Canada's Role in Guatemala's Food Crisis

Despite hundreds of millions in food aid, Guatemalans continue to starve. Are Canada’s trade stances to blame for their food crisis?

By Paul Webster From Reader's Digest Canada, July 2011

Dawn looms in the Sierra Madre of Western Guatemala. Through heavy mist, I watch hundreds of subsistence farmers file through cornfields up the side of the giant Santa María volcano. The farmers—many of them barefoot, emaciated peasant women carrying babies on their backs—have a long climb ahead of them; their tiny corn plots are terraced far up the mountainside.
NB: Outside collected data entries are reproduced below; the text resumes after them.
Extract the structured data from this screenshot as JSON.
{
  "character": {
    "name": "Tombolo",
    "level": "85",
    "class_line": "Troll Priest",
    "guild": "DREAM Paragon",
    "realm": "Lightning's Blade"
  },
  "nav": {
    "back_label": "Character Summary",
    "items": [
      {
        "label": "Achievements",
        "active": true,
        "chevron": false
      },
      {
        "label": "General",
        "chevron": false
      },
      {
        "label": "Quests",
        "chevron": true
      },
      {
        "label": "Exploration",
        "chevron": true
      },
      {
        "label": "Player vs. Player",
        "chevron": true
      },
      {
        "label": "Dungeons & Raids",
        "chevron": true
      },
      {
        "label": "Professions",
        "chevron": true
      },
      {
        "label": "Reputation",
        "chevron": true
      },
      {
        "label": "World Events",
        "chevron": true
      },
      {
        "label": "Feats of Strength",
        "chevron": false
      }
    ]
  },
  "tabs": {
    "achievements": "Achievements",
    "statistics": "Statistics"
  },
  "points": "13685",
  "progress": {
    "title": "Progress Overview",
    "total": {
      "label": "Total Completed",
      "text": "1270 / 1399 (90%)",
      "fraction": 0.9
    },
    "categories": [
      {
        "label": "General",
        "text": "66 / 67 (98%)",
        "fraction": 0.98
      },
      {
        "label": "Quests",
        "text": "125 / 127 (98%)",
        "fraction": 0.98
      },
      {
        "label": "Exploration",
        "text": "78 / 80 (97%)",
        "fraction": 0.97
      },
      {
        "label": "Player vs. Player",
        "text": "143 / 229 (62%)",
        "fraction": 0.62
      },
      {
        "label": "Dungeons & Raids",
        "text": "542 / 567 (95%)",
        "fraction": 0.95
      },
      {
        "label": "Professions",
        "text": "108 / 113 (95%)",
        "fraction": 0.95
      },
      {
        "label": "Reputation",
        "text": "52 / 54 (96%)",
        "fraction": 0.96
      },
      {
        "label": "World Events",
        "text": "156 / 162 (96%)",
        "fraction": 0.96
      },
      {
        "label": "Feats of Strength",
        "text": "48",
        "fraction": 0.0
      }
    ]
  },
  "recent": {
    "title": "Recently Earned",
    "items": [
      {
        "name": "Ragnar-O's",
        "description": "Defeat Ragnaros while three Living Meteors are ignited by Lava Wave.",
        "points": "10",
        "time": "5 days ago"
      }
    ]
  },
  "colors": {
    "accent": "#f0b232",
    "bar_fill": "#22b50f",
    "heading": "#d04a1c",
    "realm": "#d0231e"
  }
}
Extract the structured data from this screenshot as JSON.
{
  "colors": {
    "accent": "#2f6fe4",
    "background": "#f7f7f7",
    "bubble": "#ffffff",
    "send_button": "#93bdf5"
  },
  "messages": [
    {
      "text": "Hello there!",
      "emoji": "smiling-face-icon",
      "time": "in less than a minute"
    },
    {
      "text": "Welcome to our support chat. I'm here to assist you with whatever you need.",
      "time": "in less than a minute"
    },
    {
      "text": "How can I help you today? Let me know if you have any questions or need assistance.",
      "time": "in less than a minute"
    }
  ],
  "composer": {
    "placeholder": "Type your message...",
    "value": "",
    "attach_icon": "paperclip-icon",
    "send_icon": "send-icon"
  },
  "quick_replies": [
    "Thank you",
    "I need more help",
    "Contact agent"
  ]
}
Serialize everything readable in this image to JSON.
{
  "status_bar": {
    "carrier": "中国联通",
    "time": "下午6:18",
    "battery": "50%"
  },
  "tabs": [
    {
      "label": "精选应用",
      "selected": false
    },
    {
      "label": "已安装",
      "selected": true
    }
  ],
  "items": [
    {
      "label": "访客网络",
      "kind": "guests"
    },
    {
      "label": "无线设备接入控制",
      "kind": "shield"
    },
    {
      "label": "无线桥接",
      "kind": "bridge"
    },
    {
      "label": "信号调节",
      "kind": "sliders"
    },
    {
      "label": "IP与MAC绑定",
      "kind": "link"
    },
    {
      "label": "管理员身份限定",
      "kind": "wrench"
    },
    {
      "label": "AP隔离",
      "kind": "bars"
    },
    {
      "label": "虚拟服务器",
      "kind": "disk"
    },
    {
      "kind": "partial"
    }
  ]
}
Corn is Guatemala’s biggest dietary staple. Every kernel that can be wrung from the land—no matter how rocky and remote—counts in this country racked by hunger. The rate of chronic malnutrition here is the fourth highest in the world, and nearly half the country’s children under five are hungry. Of course, Guatemala’s situation is far from unique. Over 70 countries struggle with food shortages, according to the World Food Programme (WFP), a United Nations agency that provides emergency rations for hundreds of thousands of Guatemalans.

Canadians think their country is doing a lot for food aid, and with good reason: WFP already receives more support from Canada, per capita, than from any other nation. But as I discovered in my recent travels through Guatemala, where the hunger problem is rural and affects mostly peasant farmers and their families, Canada’s trade policies may be making things worse.